J'ai passé un certain nombre de jours en ermite à me reposer et à apprendre des maths amusantes. Je ne vais pas faire un compte-rendu (j'exposerai sans doute des bouts un peu au hasard d'entrées à venir), mais je viens de retomber sur les faits suivants, qui sont vraiment trop horribles pour ne pas les raconter.
(Attention, éloignez les enfants, c'est vraiment épouvantable.)
Commençons par ceci :
Il existe une fonction f qui est C∞ sur ℝ, positive, ne s'annulant qu'en 0 où elle est infiniment plate (i.e., sa dérivée s'annule à tout ordre) et dont la racine carrée n'est même pas C2. Ou, comme il est facile de voir qu'il est équivalent : f ne peut pas s'écrire comme le carré d'une fonction C2.
Pourquoi c'est horrible ? Parce que la racine carrée d'une fonction C∞ strictement positive est évidemment C∞ (puisque la racine carrée est C∞ sur les réels strictement positifs), et on se dit qu'une fonction positive présentant un unique point d'annulation devrait être gérable : si la fonction f est simplement supposée positive partout et nulle à l'origine, la dérivée doit y être nulle, donc f a un développement limité à tout ordre en 0 commençant par c·x², et il est possible d'extraire une racine carrée de ce développement, donc on imagine facilement qu'on devrait pouvoir mettre ensemble cette racine carrée du développement avec la racine carrée de la fonction hors de l'origine pour obtenir une racine carrée qui soit C∞. Et si la fonction est infiniment plate à l'origine, ça devrait être encore plus facile : le développement est nul, il n'y a donc aucune difficulté à prendre sa racine carrée, et on aimerait donc croire que cette fonction √f, qui a un développement limité à tout ordre en 0 et qui est C∞ ailleurs qu'en 0, devrait bien être C∞ partout !
Eh bien non.

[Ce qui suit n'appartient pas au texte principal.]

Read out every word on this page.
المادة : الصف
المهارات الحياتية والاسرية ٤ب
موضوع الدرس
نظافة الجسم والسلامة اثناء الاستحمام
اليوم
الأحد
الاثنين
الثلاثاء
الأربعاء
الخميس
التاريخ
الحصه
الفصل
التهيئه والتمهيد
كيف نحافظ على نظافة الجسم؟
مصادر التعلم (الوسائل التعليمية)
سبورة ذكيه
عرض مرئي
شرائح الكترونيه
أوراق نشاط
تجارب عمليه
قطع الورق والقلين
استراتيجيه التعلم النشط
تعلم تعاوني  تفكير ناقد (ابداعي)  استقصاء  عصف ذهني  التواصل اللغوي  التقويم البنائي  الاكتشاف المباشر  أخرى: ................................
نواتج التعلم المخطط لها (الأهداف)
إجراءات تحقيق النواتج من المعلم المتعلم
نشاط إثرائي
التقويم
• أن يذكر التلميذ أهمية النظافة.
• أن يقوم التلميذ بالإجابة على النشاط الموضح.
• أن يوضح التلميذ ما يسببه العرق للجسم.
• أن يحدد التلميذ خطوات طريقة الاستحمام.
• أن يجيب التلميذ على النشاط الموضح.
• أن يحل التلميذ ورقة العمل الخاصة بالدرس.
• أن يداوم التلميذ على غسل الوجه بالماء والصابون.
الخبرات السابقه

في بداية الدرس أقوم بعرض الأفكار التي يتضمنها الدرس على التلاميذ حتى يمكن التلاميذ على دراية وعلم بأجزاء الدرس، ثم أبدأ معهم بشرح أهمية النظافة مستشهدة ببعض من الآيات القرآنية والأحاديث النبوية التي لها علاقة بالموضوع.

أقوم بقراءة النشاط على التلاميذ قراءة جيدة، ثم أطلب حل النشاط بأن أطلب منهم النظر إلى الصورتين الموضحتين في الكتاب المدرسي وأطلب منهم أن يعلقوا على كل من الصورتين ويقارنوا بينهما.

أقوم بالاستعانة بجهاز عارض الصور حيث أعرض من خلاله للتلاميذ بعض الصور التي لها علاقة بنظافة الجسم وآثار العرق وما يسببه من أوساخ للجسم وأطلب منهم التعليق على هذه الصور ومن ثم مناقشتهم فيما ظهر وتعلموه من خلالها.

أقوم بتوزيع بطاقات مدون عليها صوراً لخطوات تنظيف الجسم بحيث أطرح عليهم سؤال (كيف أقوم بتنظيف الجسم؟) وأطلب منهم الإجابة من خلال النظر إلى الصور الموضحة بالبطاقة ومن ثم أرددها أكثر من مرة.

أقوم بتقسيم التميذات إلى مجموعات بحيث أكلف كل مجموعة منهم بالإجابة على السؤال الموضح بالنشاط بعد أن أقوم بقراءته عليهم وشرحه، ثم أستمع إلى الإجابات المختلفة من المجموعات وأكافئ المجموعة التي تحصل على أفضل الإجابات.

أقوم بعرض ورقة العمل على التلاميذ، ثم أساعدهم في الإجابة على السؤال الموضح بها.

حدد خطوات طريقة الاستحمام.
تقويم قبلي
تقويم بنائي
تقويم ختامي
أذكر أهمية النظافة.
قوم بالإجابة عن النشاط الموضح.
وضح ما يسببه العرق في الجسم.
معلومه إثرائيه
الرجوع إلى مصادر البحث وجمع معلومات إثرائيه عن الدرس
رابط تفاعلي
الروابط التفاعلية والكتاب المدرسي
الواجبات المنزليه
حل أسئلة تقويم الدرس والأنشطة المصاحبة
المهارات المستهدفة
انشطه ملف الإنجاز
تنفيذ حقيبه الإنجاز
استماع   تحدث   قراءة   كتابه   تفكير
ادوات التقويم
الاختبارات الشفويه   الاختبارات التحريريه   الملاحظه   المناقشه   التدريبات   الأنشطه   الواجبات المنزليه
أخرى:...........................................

Non seulement la racine carré n'est pas
forcément C∞, mais elle n'est même pas
forcément C2, ce qui est tout de même très
vexant. Le contre-exemple figure dans
l'article Glaeser, Racine
carrée d'une fonction différentiable
, Ann. Inst. Fourier
Grenoble 13 (1963) 203–210 (partie III ; le début
montre que, quand même, la racine carrée
est C1), et il n'est même pas difficile (il
tient en deux petites pages, et c'est essentiellement des maths de
classes préparatoires).
Bon, passons à la suite des horreurs. On se dit que quand même, à défaut de pouvoir écrire une fonction C∞ positive comme carré d'une fonction bien régulière, on devrait au moins pouvoir l'écrire comme somme de carrés de fonctions bien régulières, ou quelque chose du genre. (Ce genre de questions consistant à écrire des choses positives comme somme de carrés s'appelle le 17e problème de Hilbert, sauf que normalement on s'intéresse plutôt à des fonctions rationnelles.)